On a snowy November evening in Salt Lake City, Mark Smart, sitting in a broken down car, has hit rock bottom. He's lost his college scholarship, been dumped by his girlfriend back home, and most shattering of all, just learned of his mother's sudden death. But at the moment that he feels most hopeless, he meets Macy Wood, a kind and lovely stranger who is haunted by tragedies of her own.
Mark grows closer to Macy, learning the sad details of her past -- a neglectful father, an abusive adoptive family, and a lost sister, Noel. Guided by the message on an old glass ornament, Macy begins a journey to reconnect with her sister. As Mark helps Macy's search, he examines his own life, finding love, forgiveness, and the true meanings of family and Christmas.
1. Finding Noel opens with an opinion, the narrator questioning an inspirational thought. Does this immediately create an impression of the narrator? Does Mark's skepticism make him more human and accessible? How does his questioning help draw you into his story?
2. In Mark's first encounter with Macy, she says, "We always tell our deepest secrets to strangers." (Pg. 12) Do you agree with her reasoning for this? How does Mark's initial honesty create a foundation for his relationship with Macy? In what ways does this contrast with the other relationships in his life? Why do you think Mark believes people will use his secrets against him?
3. In Finding Noel, many first encounters are described using specific physical descriptions of people or places. How do these details inform your first impressions of characters? Compare some of the setting descriptions, such as the Hummel household (pg. 28), Jolene's apartment (pg. 51), and the Thorup home (pg. 97). How do the settings reflect their inhabitants? In what ways are they deceptive?
4. Mark's past is summarized quickly in the first few pages of Finding Noel, whereas Macy's unfolds in pieces as the story progresses. Does your sympathy for Mark evolve as you learn about Macy? Does the difference in narrative pace indicate differences in the two characters' perspectives? How does Macy's reaction to her father contrast with Mark's resentment?
5. Does the revelation of his childhood battle with polio alter your opinion of Macy's father? Does this excuse his abandonment of his daughters to any degree? He says that "the greatest hurts of our lives come from running from the smaller hurts." In what way does this statement pertain to Mark's situation at the beginning of the book? How does his revelation help to set up Mark's father's later revelation?
6. When Mark and Joette spend time together on Thanksgiving, she compares parenting to The Wizard of Oz. How does this discussion affect Mark's outlook when he returns to Alabama?
7. Why did Macy react so negatively to Mark's proposal?
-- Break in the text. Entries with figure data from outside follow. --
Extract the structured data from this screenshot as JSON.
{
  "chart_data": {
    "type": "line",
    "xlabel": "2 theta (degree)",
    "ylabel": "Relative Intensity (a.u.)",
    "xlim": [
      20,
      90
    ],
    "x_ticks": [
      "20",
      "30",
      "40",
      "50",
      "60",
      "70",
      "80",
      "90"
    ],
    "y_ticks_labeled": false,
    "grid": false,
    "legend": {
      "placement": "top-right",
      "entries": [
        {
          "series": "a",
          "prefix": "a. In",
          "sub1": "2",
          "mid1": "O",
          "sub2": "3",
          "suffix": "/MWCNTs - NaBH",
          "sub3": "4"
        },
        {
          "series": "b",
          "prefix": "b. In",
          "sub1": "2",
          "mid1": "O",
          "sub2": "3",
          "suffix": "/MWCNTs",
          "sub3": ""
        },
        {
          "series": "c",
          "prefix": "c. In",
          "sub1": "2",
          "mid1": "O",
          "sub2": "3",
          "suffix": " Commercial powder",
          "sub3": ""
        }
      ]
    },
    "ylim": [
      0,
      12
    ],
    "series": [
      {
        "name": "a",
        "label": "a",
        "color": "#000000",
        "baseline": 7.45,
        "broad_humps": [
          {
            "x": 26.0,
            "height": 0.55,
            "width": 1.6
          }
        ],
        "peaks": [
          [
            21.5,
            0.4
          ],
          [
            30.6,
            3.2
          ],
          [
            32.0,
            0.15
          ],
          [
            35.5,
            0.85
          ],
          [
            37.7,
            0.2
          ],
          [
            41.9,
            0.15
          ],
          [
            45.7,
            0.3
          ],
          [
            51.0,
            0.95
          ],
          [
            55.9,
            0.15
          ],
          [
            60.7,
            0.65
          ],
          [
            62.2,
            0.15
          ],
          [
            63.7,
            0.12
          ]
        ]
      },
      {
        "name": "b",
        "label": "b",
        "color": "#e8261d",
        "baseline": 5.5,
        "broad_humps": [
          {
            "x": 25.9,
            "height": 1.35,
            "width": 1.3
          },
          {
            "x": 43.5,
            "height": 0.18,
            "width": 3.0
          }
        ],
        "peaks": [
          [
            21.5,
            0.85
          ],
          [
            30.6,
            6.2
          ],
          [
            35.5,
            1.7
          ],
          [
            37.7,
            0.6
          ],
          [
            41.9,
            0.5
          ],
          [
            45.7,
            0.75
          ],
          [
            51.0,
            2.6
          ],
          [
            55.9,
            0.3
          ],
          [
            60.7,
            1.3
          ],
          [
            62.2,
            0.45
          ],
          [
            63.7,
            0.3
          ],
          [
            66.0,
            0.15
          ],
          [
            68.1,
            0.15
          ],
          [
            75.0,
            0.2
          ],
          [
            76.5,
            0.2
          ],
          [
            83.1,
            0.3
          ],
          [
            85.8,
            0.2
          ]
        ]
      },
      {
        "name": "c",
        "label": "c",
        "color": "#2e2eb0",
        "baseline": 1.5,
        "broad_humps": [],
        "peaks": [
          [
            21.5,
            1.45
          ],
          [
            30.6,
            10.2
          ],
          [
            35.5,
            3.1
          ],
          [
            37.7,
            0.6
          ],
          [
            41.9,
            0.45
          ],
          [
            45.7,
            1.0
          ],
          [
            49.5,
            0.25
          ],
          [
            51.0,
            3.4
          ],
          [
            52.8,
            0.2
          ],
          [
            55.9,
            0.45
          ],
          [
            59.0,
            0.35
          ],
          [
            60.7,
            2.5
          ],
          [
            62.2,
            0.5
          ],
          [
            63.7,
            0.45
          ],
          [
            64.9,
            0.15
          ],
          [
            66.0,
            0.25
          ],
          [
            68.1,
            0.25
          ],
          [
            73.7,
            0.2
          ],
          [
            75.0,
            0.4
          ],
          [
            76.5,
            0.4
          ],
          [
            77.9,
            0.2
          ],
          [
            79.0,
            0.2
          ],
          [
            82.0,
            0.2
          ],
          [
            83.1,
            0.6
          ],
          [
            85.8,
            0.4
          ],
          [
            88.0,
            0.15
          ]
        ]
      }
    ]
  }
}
Was it inappropriate for him to propose after so short a time? Was Macy's anger at Mark's running from his past justified, or was it an easy defense mechanism? How could Macy's past affect her present relationships?
8. How does Tennys's personality contrast with Macy's? What do you think Mark got out of his relationship with Tennys? Mark describes Tennys as a "sure thing." What makes her less of a challenge than Macy? How have Mark's strong emotions for Macy complicated his relationship with her, in addition to validating it? What sort of life do you imagine Mark would have with Tennys?
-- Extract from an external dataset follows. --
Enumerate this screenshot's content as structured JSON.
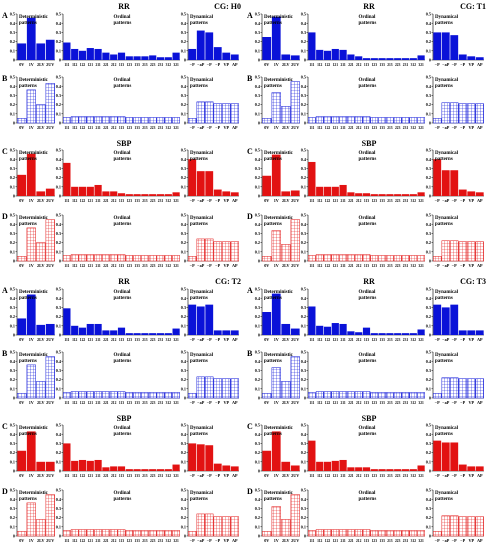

9. Finding Noel depicts very different examples of families and homes. What, ultimately, is the meaning of home? Was the Hummel household ever home to Macy? What makes Mark feel finally at home in Alabama? Do Macy and Mark need to find their own senses of family before they can form one together?
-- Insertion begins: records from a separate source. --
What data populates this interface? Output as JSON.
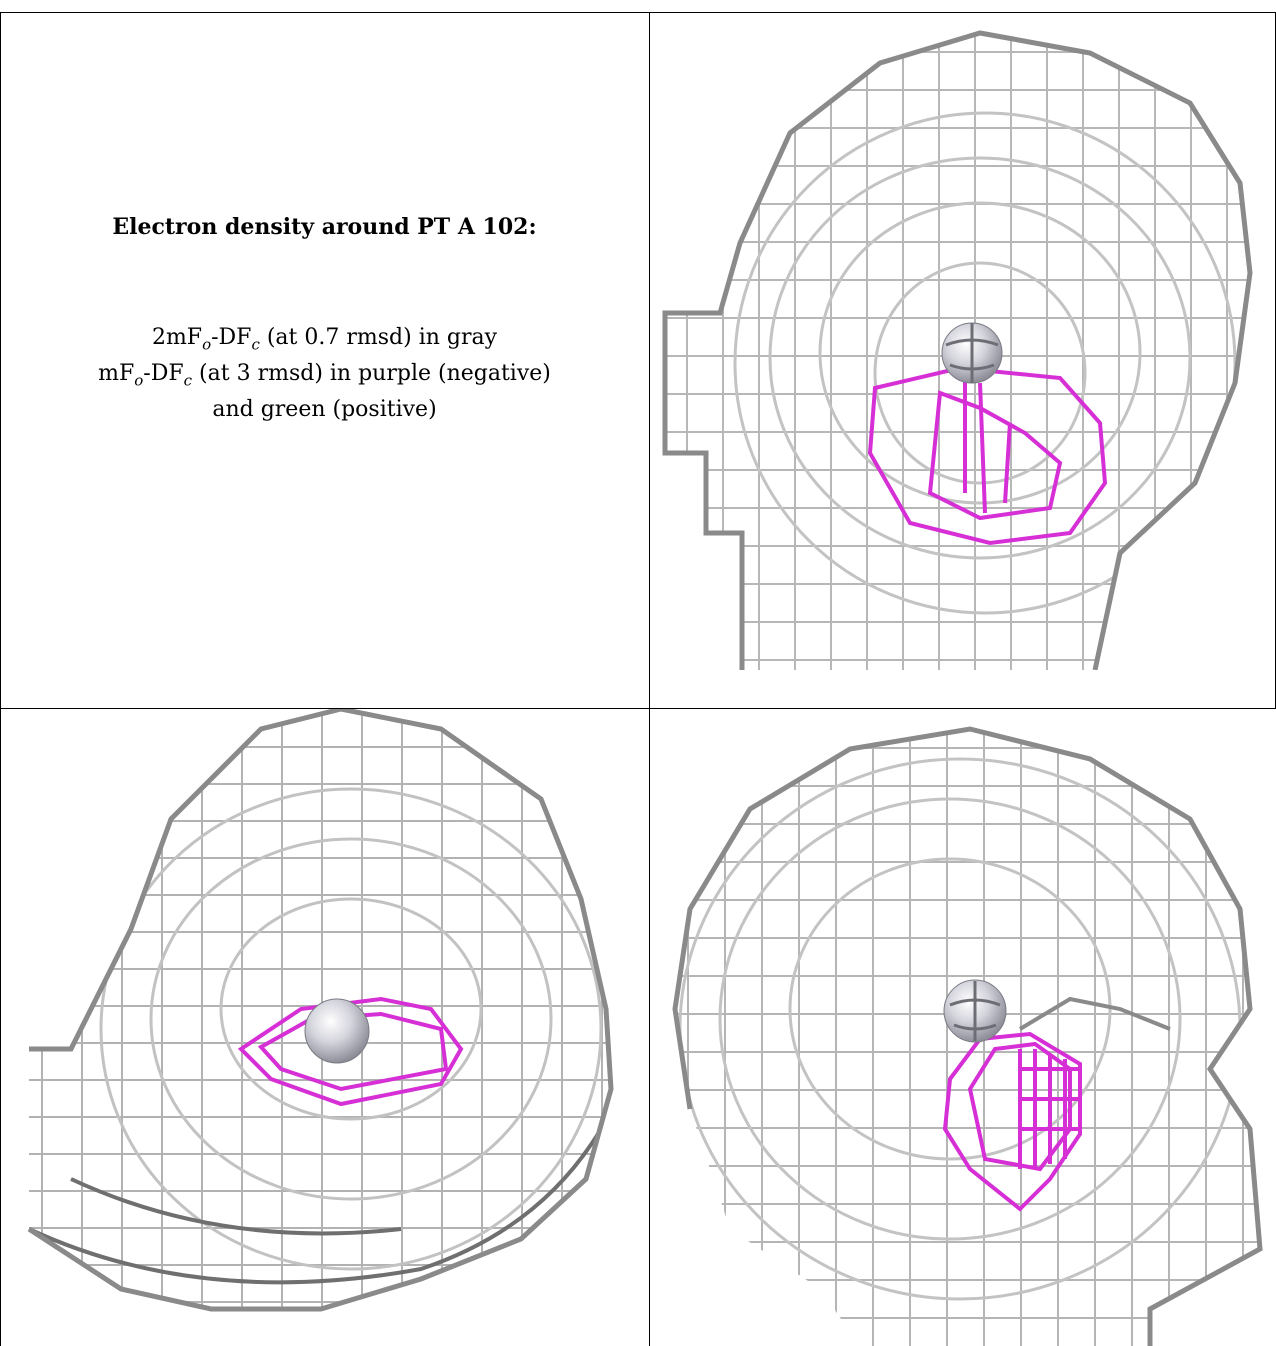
{
  "caption": {
    "title": "Electron density around PT A 102:",
    "line1": {
      "a": "2mF",
      "b": "o",
      "c": "-DF",
      "d": "c",
      "e": " (at 0.7 rmsd) in gray"
    },
    "line2": {
      "a": "mF",
      "b": "o",
      "c": "-DF",
      "d": "c",
      "e": " (at 3 rmsd) in purple (negative)"
    },
    "line3": "and green (positive)"
  },
  "colors": {
    "gray_mesh": "#b7b7b7",
    "dark_mesh": "#707070",
    "negative_mesh": "#d62fd6",
    "atom": "#c9c9d3"
  },
  "panels": [
    {
      "name": "view-top-right",
      "atom": "PT"
    },
    {
      "name": "view-bottom-left",
      "atom": "PT"
    },
    {
      "name": "view-bottom-right",
      "atom": "PT"
    }
  ]
}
10. In Macy's Christmas poem (pg. 73), she describes the responsibility of Christmas as being "called, to leave our troubled lives of care,/To set aside our burdened minds, with God and man our hearts to share." In what ways is the gift of Christmas also a responsibility? How does Mark step up to the challenge in this novel? In what ways is this a Christmas story?
Reading Group Tips
Is it near the holidays? Why not have a crafts day and make holiday ornaments together? For do-it-yourself ideas, visit this website: http://www.hgtv.com/hgtv/dc_occasions_december/0,1792,HGTV_3472,00.html To make it more personal, you could include a message to someone special, just like in Finding Noel.
Visit www.richardpaulevans.com, where he discusses the inspiration for his books, and keeps us updated on upcoming novels.
Have a discussion about fate. Do you believe in it? Have fun sharing stories about times you feel that someone has come into your life for a reason.